That’s because What I Be is more than an art exhibit—it’s a social experiment. Rosenfield writes bold statements in black ink on his subjects’ face, chest, or arms before taking a straight-on headshot. Next to the photograph reads the statement: “I am not my ______,” filled in by each subject with his or her greatest insecurity or fear.
“There’s so much fear and judgment in our community,” Engel explained. “I thought this project would be a perfect chance to undo some of the stigmas that plague our religious world.”
The project became exactly that. In creating a What I Be series for the “Jews of NYC,” Rosenfield waded through some of the community’s greatest fears and stigmas, one photograph at a time.
“I AM Observant,” were the words Dina Horowitz, a 2011 Stern graduate, chose to have sketched onto her forehead and arm. Next to the photograph she wrote the caption: I am not my pants. Interpreted as a tenet of modesty, many see a woman’s decision of whether or not to wear pants as a litmus test for religiosity.
“People have questioned my observance because of how I dress,” Horowitz told me. “Participating in this project was my way of speaking out against those who judge others on such insignificant details.”
Sruly Heller, a Yeshiva University senior, had the word “family” written in fading letters on his forehead. “I am not my envy,” read the caption.
“I grew up in Boro Park, to a very right-wing yeshivish family,” said Heller, who described himself as “leftist Modern-Orthodox.” “For many reasons, including our religious differences, I’ve been on my own since high school. This project allowed me to acknowledge that I miss a family. I’m envious of others who have the support system I lack.”

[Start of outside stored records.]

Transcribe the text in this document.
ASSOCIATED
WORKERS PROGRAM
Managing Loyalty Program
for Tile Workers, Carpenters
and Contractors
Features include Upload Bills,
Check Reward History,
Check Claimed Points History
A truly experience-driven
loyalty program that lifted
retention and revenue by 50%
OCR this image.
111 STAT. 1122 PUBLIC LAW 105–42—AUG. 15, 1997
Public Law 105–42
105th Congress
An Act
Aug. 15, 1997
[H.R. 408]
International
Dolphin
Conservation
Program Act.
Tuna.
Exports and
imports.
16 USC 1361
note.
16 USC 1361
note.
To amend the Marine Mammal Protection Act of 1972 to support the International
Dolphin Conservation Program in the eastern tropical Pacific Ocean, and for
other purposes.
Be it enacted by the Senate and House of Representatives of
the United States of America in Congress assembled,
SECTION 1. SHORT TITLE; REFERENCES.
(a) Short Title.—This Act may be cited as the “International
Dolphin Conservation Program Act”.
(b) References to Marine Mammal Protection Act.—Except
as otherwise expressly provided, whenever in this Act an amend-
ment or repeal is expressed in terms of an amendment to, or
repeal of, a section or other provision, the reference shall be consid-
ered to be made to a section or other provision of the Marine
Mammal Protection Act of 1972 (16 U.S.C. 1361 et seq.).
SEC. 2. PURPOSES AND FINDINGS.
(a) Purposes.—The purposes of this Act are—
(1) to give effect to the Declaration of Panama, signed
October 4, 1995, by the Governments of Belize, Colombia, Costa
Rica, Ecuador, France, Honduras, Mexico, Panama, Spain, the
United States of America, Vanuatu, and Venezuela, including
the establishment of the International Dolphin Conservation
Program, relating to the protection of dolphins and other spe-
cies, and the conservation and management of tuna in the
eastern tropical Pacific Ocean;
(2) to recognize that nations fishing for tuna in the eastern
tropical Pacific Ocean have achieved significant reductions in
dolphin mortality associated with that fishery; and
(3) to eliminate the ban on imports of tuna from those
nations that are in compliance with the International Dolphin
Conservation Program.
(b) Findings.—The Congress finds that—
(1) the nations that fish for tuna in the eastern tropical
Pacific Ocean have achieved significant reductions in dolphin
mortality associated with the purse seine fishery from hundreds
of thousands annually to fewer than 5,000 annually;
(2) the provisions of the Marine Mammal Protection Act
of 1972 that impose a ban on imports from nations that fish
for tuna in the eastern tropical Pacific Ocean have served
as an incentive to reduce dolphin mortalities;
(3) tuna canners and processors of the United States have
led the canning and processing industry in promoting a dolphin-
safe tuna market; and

Rosenfield, who identifies as an unaffiliated Jew, said the insecurities he uncovered while photographing the Jewish community were different than those he had previously encountered with the project. “Within this world, students aren’t just battling judgment from their peers,” he explained, “They’re also battling the institution of religion, and the strict expectations that come with.”
Despite the unique insecurities he unearthed, Rosenfield is continually surprised by what he referred to as the universal nature of our insecurities. “At the end of the day, we’re all scared about similar things, no matter how different our backgrounds,” he told me. “This project gave voice to the fears and stories of so many different faces, while showing at the same time what we so deeply share in common.”
A proposed exhibition of the project, displaying what Engel admits are “uncomfortable” images, was reportedly rejected by the Yeshiva University administration, Haaretz reported this week. “After Engel and Sominski had spent some 50 hours meeting with YU officials to work out the project’s details, and agreed to bar students from referring to issues around sexuality in their portraits in order to comport with YU’s culture, the university backed out,” the article stated.
The school’s dean of students, Chaim Nissel, released a comment which said, “After close review and much discussion of this event with the student organizers, and taking the sensitivities of all of our students into consideration, we determined that a YU venue would not be able to showcase the project in its entirety.”
Regardless of Yeshiva University’s involvement—or lack thereof—Engel believes bringing the project to students accomplished what he hoped it would. “We wanted to break down fears. We wanted to bridge barriers. We wanted to spark dialogue. All of that, we did.”